Além de proteger os dirigentes e monitorar as garagens, os policiais realizavam tarefas pessoais para os empresários, como buscar a babá de filhos e transportar crianças da escola.
A denúncia aponta que Alexandre Aleixo Romano Cezário, ex-integrante da Rota, fez consultas sobre os sócios da Transwolff, Robson e Gilberto Flares Lopes Pontes, e descobriu que um deles tinha antecedentes criminais por tráfico de drogas.
Após a repercussão da ligação da Transwolff com o crime organizado, o comando do batalhão determinou que os policiais se afastassem de atividades particulares. Entretanto, Romano expressou sua decisão de continuar no trabalho de segurança, afirmando: “Depois de 27 anos dedicados eu não serviria mais para estar naquela unidade [Rota] […] mas eu já estou decidido a ficar com vocês”.

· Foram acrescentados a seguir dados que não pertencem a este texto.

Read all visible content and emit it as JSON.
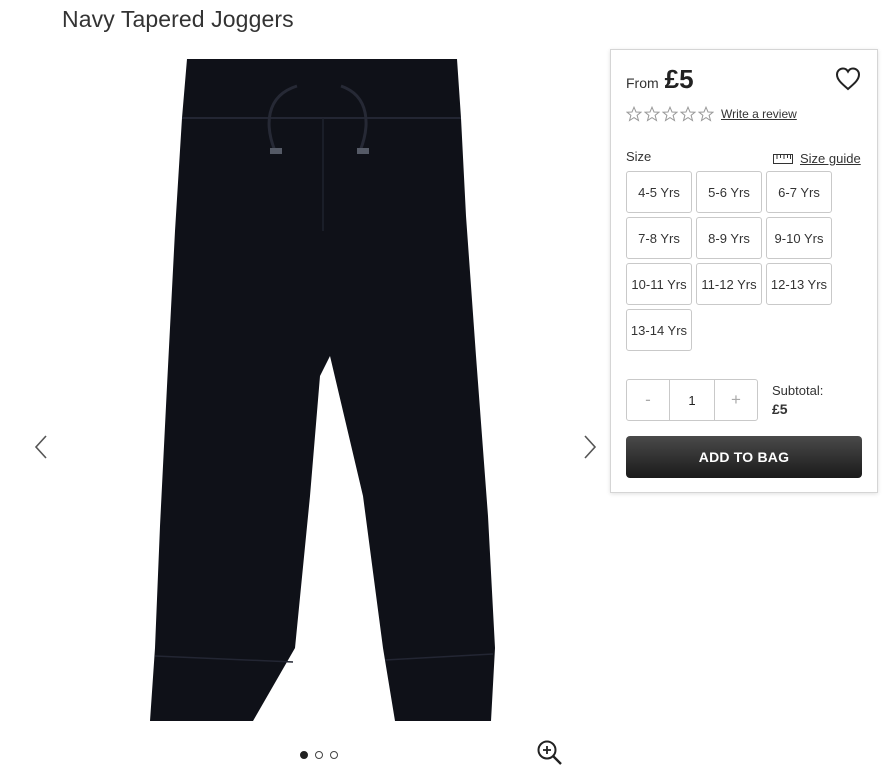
{
  "product": {
    "title": "Navy Tapered Joggers"
  },
  "gallery": {
    "prev_icon": "chevron-left-icon",
    "next_icon": "chevron-right-icon",
    "zoom_icon": "zoom-in-icon",
    "image_count": 3,
    "active_image": 1,
    "image_color": "#0f1118"
  },
  "panel": {
    "from_label": "From",
    "price": "£5",
    "wishlist_icon": "heart-icon",
    "rating": {
      "stars_filled": 0,
      "stars_total": 5,
      "review_link": "Write a review"
    },
    "size_label": "Size",
    "size_guide_icon": "ruler-icon",
    "size_guide_link": "Size guide",
    "sizes": [
      "4-5 Yrs",
      "5-6 Yrs",
      "6-7 Yrs",
      "7-8 Yrs",
      "8-9 Yrs",
      "9-10 Yrs",
      "10-11 Yrs",
      "11-12 Yrs",
      "12-13 Yrs",
      "13-14 Yrs"
    ],
    "quantity": {
      "decrement": "-",
      "value": "1",
      "increment": "+"
    },
    "subtotal_label": "Subtotal:",
    "subtotal_value": "£5",
    "add_to_bag": "ADD TO BAG"
  }
}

O MP também revelou que o sargento da reserva Nereu Aparecido Alves transportava dinheiro da empresa entre as garagens e a região da Avenida Engenheiro Luis Carlos Berrini, onde os valores eram entregues a um carro-forte. Na casa de Nereu, a Corregedoria encontrou R$ 1,18 milhão em espécie, sem justificativa de origem, levando à sua denúncia por lavagem de dinheiro.